Carney Likely to Keep Key Canada Lending Rate at 1% Amid Risks From Europe

The Bank of Canada will probably keep its main interest rate unchanged today and say that economic growth and price stability are still being threatened by Europe’s debt crisis.

The Ottawa-based central bank will keep its target for overnight loans between commercial banks at 1 percent, where it has been since September 2010, according to all 26 economists surveyed by Bloomberg News.

Growth in the world’s 10th largest economy will slow next year as exports are hobbled by a slowing European economy and a sluggish recovery in the U.S., the central bank has said. Governor Mark Carney said last month he has “flexibility” in how quickly he meets his inflation target during the recovery, and some investors are betting he will cut rates next year.

“They are closer to a rate cut than a rate increase based on the risks to the outlook,” said Jonathan Basile, an economist at Credit Suisse in New York. For the Bank of Canada, the risks are “not severe enough to raise the red flag” in today’s statement, he said.

European leaders have spent two years struggling to prevent contagion from affecting the region’s largest economies. Germany failed to sell 35 percent of 10-year bonds on offer at a Nov. 23 auction, a sign investors had widened their concern from the most indebted countries such as Greece.

Canada’s gross domestic product growth will slow to 1.9 percent in 2012 from 2.1 percent this year, the central bank said in an October forecast.

Bond Yields Fall

The economy is already being supported without the central bank reducing its benchmark rate. Canada’s five-year bond yield has fallen 29 basis points to 1.34 percent since the last central-bank decision in October, reducing borrowing costs. Finance Minister Jim Flaherty said yesterday he may offer new stimulus if domestic growth sags.

Growth rebounded in the third quarter to a 3.5 percent annualized pace following natural disasters that slowed exports and output in the prior three months.

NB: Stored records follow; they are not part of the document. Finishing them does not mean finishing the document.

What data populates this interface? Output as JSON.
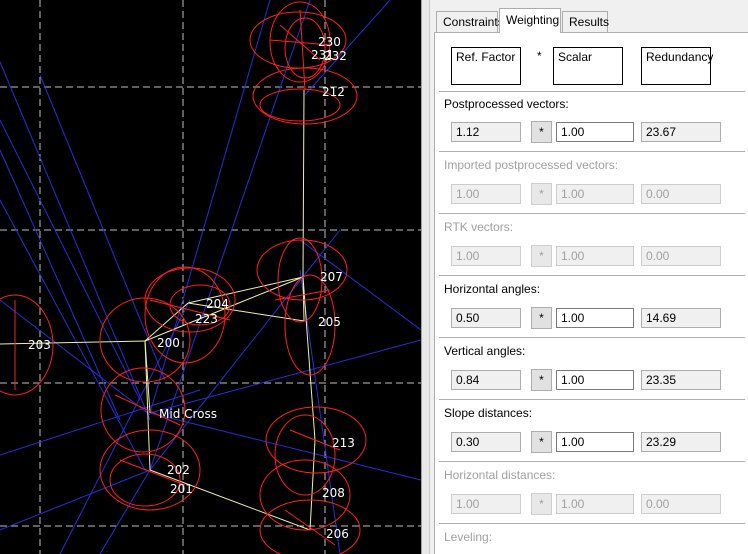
{
  "tabs": [
    "Constraints",
    "Weighting",
    "Results"
  ],
  "active_tab": "Weighting",
  "header": {
    "ref_factor": "Ref. Factor",
    "multiply": "*",
    "scalar": "Scalar",
    "redundancy": "Redundancy"
  },
  "sections": [
    {
      "title": "Postprocessed vectors:",
      "ref": "1.12",
      "op": "*",
      "scalar": "1.00",
      "redundancy": "23.67",
      "enabled": true
    },
    {
      "title": "Imported postprocessed vectors:",
      "ref": "1.00",
      "op": "*",
      "scalar": "1.00",
      "redundancy": "0.00",
      "enabled": false
    },
    {
      "title": "RTK vectors:",
      "ref": "1.00",
      "op": "*",
      "scalar": "1.00",
      "redundancy": "0.00",
      "enabled": false
    },
    {
      "title": "Horizontal angles:",
      "ref": "0.50",
      "op": "*",
      "scalar": "1.00",
      "redundancy": "14.69",
      "enabled": true
    },
    {
      "title": "Vertical angles:",
      "ref": "0.84",
      "op": "*",
      "scalar": "1.00",
      "redundancy": "23.35",
      "enabled": true
    },
    {
      "title": "Slope distances:",
      "ref": "0.30",
      "op": "*",
      "scalar": "1.00",
      "redundancy": "23.29",
      "enabled": true
    },
    {
      "title": "Horizontal distances:",
      "ref": "1.00",
      "op": "*",
      "scalar": "1.00",
      "redundancy": "0.00",
      "enabled": false
    },
    {
      "title": "Leveling:",
      "enabled": false
    }
  ],
  "map": {
    "points": [
      "230",
      "231",
      "232",
      "212",
      "207",
      "205",
      "204",
      "223",
      "200",
      "203",
      "Mid Cross",
      "202",
      "201",
      "213",
      "208",
      "206"
    ],
    "colors": {
      "background": "#000000",
      "ellipse": "#ff2020",
      "network_line": "#f0f0a8",
      "ray": "#2020e0",
      "grid": "#ffffff",
      "label": "#ffffff"
    }
  }
}
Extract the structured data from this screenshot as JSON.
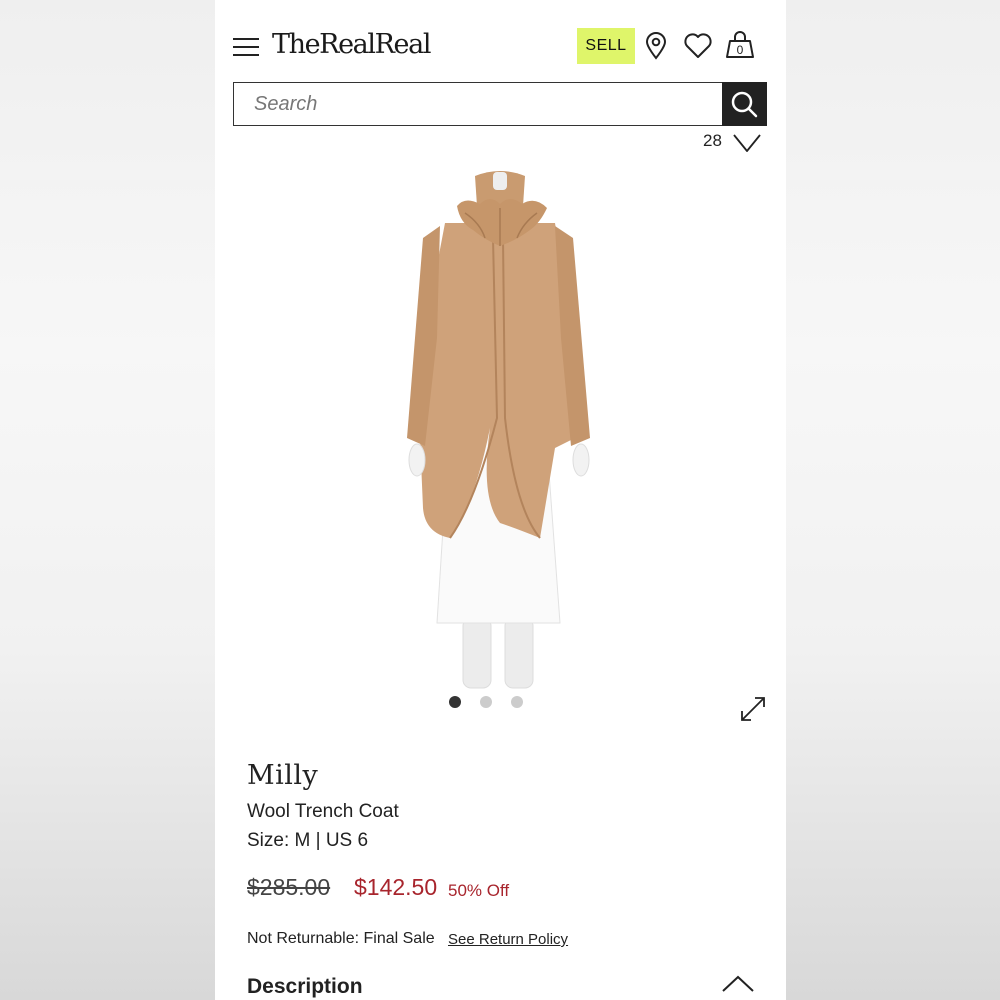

Companies such as Montreal-based jet maker Bombardier Inc. say they haven’t seen a sharp decline in demand for their products.

“Yes, there is caution, as a result of the economy, in the market, but orders are still being placed for business jets,” Barry MacKinnon, director of market development at Bombardier, said at a Nov. 15 industry conference.

With the U.S. buying three-quarters of Canada’s exports, economists say that the risk posed by Europe relates more to confidence. If that region’s crisis led to “a big deterioration of conditions in Canada or the U.S. there might be more pressure to lower rates but the data so far haven’t shown that,” said Nathan Janzen, an economist at Royal Bank of Canada in Toronto.

‘Barely Contained’

Carney, who last month was named chairman of the Financial Stability Board, said Nov. 23 in Montreal that Europe’s debt crisis is “barely contained” and he has “flexibility” in keeping interest rates low while meeting his inflation target. He also said Canada’s economy may return to full capacity “well into 2013,” a slight change from an October prediction the economy would reach full output by the end of that year.

Consumer prices advanced 2.9 percent in October from a year earlier, Statistics Canada said Nov. 18, and the central bank predicts inflation will slow to 1 percent by the middle of next year. The central bank sets rates to keep prices advancing in the middle of a 1 percent to 3 percent range.

That forecast allows central bankers to keep rates unchanged for now and react only if there is a major swing in economic growth prospects, Basile said.

“Everyone is very focused on Europe,” he said. In Canada, “their problems aren’t as big as other central banks.”